DocumentCloud and OpenCalais: Some Questions


Recently another KnightNews challenge winner announced the availability of the open source version of the code. This time DocumentCloud, a joined effort of NYT and ProPublica (not sure why these bigshots need grant money to do these things, but this is another story). It is opensourcing CrowdCloud which claims:  Parallel processing  for the rest of us.

Yesterday it announced another two-dozenhigh profile content partners (Nieman Labs view on this) as well as a partnership with ThomsonReuters OpenCalais (DocumentCloud Blog Post):

This morning we’re excited to announce a partnership with Thomson Reuters, which is contributing its OpenCalais service to DocumentCloud. OpenCalais uses natural language processing to extract information from documents, instantly identifying and tagging the relevant people, places, companies, facts and events. This will make it easy for readers and journalists to explore connections between documents and across the full collection of source materials.

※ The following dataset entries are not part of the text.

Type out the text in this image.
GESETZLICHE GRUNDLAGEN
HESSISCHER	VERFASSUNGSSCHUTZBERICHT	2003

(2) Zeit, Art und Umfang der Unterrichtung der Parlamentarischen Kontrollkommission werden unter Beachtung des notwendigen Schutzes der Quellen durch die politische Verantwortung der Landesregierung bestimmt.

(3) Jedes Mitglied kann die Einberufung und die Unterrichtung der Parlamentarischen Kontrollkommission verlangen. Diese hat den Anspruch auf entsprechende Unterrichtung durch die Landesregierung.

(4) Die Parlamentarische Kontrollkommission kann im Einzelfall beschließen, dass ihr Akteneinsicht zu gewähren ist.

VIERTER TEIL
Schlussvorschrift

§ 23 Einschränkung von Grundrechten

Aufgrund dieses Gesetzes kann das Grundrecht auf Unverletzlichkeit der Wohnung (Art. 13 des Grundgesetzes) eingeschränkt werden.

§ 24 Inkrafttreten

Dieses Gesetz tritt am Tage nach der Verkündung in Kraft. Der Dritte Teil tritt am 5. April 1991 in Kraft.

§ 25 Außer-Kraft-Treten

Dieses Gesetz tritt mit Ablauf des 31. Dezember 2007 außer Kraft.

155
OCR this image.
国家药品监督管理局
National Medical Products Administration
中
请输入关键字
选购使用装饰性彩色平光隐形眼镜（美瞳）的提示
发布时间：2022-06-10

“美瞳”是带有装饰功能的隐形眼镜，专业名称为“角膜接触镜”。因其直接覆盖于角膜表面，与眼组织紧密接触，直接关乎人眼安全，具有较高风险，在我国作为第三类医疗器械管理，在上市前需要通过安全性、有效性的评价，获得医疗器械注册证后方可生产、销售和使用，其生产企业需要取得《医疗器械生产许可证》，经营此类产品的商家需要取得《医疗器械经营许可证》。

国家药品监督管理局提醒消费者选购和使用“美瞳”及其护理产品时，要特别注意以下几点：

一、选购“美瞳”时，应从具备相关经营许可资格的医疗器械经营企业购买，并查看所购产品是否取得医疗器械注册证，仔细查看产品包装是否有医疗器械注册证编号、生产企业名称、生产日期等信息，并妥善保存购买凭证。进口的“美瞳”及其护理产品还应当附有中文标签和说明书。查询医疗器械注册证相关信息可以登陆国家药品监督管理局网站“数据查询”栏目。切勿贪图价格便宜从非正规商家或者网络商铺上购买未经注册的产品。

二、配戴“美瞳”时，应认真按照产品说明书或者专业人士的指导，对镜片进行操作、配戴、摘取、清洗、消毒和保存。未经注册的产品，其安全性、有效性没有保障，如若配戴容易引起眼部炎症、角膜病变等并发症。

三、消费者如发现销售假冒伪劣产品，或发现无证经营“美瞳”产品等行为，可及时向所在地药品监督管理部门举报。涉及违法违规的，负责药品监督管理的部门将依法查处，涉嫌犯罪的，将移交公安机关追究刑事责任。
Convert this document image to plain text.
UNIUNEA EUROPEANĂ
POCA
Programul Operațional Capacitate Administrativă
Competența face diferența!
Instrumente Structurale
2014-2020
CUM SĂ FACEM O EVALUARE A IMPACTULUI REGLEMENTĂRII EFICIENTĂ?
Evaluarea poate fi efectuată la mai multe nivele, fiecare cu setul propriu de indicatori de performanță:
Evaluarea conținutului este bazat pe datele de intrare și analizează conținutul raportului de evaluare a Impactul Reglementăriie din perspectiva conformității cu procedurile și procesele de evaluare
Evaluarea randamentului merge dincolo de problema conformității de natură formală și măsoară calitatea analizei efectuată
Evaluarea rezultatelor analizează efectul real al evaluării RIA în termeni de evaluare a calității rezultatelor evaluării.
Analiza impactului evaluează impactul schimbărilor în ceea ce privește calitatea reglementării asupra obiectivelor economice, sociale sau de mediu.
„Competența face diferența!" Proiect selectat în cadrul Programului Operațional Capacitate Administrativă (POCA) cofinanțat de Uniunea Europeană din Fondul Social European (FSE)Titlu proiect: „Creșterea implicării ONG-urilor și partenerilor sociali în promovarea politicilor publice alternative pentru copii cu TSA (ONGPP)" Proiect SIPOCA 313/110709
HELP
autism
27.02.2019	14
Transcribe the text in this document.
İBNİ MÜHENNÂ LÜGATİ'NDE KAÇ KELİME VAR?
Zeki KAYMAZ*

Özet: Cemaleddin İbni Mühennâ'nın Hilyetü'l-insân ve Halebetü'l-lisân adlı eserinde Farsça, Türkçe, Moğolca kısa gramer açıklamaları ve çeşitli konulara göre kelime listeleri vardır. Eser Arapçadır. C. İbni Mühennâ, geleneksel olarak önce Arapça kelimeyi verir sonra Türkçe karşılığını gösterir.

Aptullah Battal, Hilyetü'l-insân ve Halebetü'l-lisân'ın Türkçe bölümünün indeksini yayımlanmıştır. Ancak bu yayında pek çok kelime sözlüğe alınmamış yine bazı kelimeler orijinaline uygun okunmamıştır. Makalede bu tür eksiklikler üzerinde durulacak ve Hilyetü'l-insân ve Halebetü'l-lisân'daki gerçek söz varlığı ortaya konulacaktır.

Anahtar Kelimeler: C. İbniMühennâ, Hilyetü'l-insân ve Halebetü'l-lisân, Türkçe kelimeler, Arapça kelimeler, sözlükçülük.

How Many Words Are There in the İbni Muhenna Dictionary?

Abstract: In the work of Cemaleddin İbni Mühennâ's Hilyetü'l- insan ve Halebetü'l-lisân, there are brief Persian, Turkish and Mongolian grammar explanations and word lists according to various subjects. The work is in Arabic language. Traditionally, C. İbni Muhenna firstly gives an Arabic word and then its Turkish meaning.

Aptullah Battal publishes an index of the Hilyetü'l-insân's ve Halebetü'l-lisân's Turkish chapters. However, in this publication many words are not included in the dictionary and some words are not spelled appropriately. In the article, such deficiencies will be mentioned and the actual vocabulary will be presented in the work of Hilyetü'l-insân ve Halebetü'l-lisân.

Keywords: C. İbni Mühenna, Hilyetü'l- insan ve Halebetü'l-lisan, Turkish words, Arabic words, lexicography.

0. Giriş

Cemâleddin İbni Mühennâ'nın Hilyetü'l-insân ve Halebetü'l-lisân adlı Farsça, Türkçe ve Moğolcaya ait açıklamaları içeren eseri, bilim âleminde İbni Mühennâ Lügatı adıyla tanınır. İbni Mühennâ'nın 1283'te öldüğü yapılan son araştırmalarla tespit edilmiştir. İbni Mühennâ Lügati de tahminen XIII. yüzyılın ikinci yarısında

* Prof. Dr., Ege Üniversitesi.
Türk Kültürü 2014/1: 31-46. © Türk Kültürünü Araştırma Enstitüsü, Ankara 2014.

I’m very excited to use DocumentCloud / CrowdCloud but i have a couple of questions regarding the OpenCalais Terms of Service. Since i’m not sure when they’ll make it through moderation, i’m reposting them here:

Can you (and Thomson Reuters) please clarify if you are using the public free version of OpenCalais. If so it would be very helpful to get your reading of the terms of service. Until now the terms were the reason that i’m very hesistant to use OpenCalais for tasks at my news org.

Since i would very much love to use OpenCalais and DocumentCloud it would be very helpful for me to get more information on your interpretation to the following parts of the terms:

1. As far as I understand the Terms of the service of the public version not only allow Reuters to keep and use the metadata (with some rumour that the full text is part of the metadata).


You understand that Thomson Reuters will retain a copy of the metadata submitted by you or that generated by the Calais service. By submitting or generating metadata through the Calais service, you grant Thomson Reuters a non-exclusive perpetual, sublicensable, royalty-free license to that metadata.”

Since Reuters somehow has to refinance the operation of OpenCalais i’m basically fine with that clause but it would be interesting to know about the types of services and products they are sublicensing the metadata to.

2. IMHO the terms make it at least difficult to use other Metadata extraction means e.g Homegrown NLTK / GATE jobs, Metacarta API, inxight, empolis, … etc. or offering this metadata as part of your own api e.g. the NYT API.

“# If you syndicate, publish or otherwise transmit any content containing, enhanced by or derived from Calais-generated metadata you will use your best efforts to incorporate the correct Calais-provided Globally Unique Identifier (GUID) in that content. You specifically agree not to attach incorrect GUIDs to your content with any intent to mislead, spam, spoof, phish or otherwise deceive downstream consumers of your content.

# You will not use any metadata or GUIDs produced by Calais to create a metadata retrieval service similar to Calais. To ensure the quality of metadata for all Calais users we want to maintain a single verifiable metadata storage location.”

I read these clauses such that e.g.the NYT Times API (as among other things a metadata retrieval service for people, persons and places) is not allowed to use the public OpenCalais service as part of its processing. Is my interpretation too strict? I’m basically talking about open Calais as a preprocessing step where the results would be curated by human beings

BTW: The last sentence of that quote looks very strange to me give the “Linked Open Data” initiative, including Freebase, DBPedia etc which all provide their ow GUIDs.

3. One clause of the terms for me looks like DocumentCloud is in direct violation of it:

“You will not do bulk processing where you are adding minimal value beyond adding Calais metadata to the content. For example – if you are a webcrawler you should not send everything to Calais before sending it to your users.”

Since DocumentCloud is all about bulk processing: Was this claused waived for DocumentCloud (including all uses of DocumentCloud in outside the original partners installation? E.g. Systems  derived from DocumentCloud / github clones, … Or does it mean that i cannot do only Metadata annotation on a DocumentCloud job but have to do some other things in the same job too?

I hope that most if not all of these questions have already been asked and answered by the various content partners and it’s easy for you to answer them.